A "getting started" project for CIS 322, software engineering 1 at University of Oregon.
- The objectives of this mini-project are:
- Initial experience with GIT workflow: Fork the project, make and test changes locally, commit; turn in repository URL
- Initial experience with automated configuration for turnkey installation
- Extend a tiny web server in Python, to check understanding of basic web architecture
- Use automated tests to check progress (plus manual tests for good measure)
- Designed for Unix, mostly interoperable on Linux (Ubuntu) or MacOS. Target environment is Raspberry Pi. ** May also work on Windows, but no promises. A Linux virtual machine may work, but our experience has not been good; if you don't have a Raspberry Pi in hand yet, you may want to test on shared server ix.

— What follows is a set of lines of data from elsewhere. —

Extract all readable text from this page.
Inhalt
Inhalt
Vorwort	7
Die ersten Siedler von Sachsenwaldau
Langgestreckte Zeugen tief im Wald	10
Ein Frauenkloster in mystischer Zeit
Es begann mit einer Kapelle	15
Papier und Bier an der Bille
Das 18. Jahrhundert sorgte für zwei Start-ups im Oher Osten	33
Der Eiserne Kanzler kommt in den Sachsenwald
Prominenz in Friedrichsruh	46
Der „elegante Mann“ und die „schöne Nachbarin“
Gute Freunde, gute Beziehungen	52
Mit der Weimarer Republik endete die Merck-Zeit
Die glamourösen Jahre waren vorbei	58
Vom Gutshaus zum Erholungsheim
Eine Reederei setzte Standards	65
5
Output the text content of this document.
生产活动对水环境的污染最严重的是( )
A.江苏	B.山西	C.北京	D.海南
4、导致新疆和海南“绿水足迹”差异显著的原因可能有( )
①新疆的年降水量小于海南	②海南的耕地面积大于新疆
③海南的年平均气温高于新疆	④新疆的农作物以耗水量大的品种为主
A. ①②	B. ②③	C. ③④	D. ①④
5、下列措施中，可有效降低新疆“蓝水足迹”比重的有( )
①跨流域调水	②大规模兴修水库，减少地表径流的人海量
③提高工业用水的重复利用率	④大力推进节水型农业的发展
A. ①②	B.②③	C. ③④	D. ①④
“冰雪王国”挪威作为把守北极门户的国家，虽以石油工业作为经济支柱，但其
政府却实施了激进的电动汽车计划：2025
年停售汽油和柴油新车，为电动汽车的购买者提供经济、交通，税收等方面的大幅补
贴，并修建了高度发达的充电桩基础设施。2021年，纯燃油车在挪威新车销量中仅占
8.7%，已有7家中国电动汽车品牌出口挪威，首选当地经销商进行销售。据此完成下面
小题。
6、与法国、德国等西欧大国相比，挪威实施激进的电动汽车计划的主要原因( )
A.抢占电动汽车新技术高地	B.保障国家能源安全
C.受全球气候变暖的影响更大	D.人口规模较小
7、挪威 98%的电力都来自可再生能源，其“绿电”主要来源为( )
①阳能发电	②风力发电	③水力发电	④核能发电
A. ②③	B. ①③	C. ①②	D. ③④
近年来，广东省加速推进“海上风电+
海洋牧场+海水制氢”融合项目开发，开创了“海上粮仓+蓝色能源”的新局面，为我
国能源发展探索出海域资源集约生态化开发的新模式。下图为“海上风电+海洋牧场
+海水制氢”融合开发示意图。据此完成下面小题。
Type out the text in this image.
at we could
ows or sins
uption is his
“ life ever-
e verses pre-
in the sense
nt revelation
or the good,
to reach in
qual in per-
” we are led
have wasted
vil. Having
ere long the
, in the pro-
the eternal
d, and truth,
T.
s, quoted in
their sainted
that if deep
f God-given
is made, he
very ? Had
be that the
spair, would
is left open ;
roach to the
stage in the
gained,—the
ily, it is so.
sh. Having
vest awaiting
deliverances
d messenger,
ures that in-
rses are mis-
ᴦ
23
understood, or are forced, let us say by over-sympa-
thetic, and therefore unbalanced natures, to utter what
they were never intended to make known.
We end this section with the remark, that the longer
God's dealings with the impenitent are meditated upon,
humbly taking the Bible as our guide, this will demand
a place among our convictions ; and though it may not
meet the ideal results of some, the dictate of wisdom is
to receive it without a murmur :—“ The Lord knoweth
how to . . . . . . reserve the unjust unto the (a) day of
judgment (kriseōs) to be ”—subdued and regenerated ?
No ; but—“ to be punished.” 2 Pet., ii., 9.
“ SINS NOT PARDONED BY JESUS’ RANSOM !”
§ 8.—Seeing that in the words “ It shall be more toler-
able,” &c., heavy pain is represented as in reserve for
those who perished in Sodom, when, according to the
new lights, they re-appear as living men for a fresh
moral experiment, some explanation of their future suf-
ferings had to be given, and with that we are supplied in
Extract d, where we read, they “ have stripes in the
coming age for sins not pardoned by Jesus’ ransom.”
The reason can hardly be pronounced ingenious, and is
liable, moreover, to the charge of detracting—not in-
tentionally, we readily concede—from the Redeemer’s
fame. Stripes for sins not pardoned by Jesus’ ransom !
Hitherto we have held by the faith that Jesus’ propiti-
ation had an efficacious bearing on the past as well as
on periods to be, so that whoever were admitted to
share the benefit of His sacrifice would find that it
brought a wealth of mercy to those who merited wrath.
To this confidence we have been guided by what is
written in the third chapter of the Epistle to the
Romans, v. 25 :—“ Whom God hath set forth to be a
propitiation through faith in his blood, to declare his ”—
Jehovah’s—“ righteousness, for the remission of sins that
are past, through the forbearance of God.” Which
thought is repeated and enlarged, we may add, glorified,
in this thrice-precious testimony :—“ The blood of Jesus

- You will need Python version 3.4 or higher.
- Designed to work in "user mode" (unprivileged), therefore using a port number above 1000 (rather than port 80 that a privileged web server would use)
- Fork this repository to create your own repository on Github. (Read the 'git' documentation as needed.)
- Clone your repository onto the machine you want to work on.
- Make and test your changes. Use both automated tests (the script in the 'tests' directory) and some manual tests. In addition to your development environment, test on a Raspberry Pi running Ubuntu.
- Revise this README.md file: Erase what is no longer relevant,
add identifying information, include the path to your working
program on ix. For example:
( public_html/cis399se/htbin/ is a good place to put projects for this class, because later projects will need to access cgi-bin scripts there)
- Commit and push ALL your changes to github (except those not under revision control)
- Test deployment to other environments including Raspberry Pi. Deployment should work "out of the box" with this command sequence: ** git clone ** cd ** make configure ** make run ** (control-C to stop program)
- Turn in the github or URL to your repository
- Maintained by Michal Young, michal@cs.uoregon.edu
- Use our Piazza group for questions. Make them public (anonymous or not as you prefer) unless you have a good reason to make them private, so that everyone benefits from answers and discussion.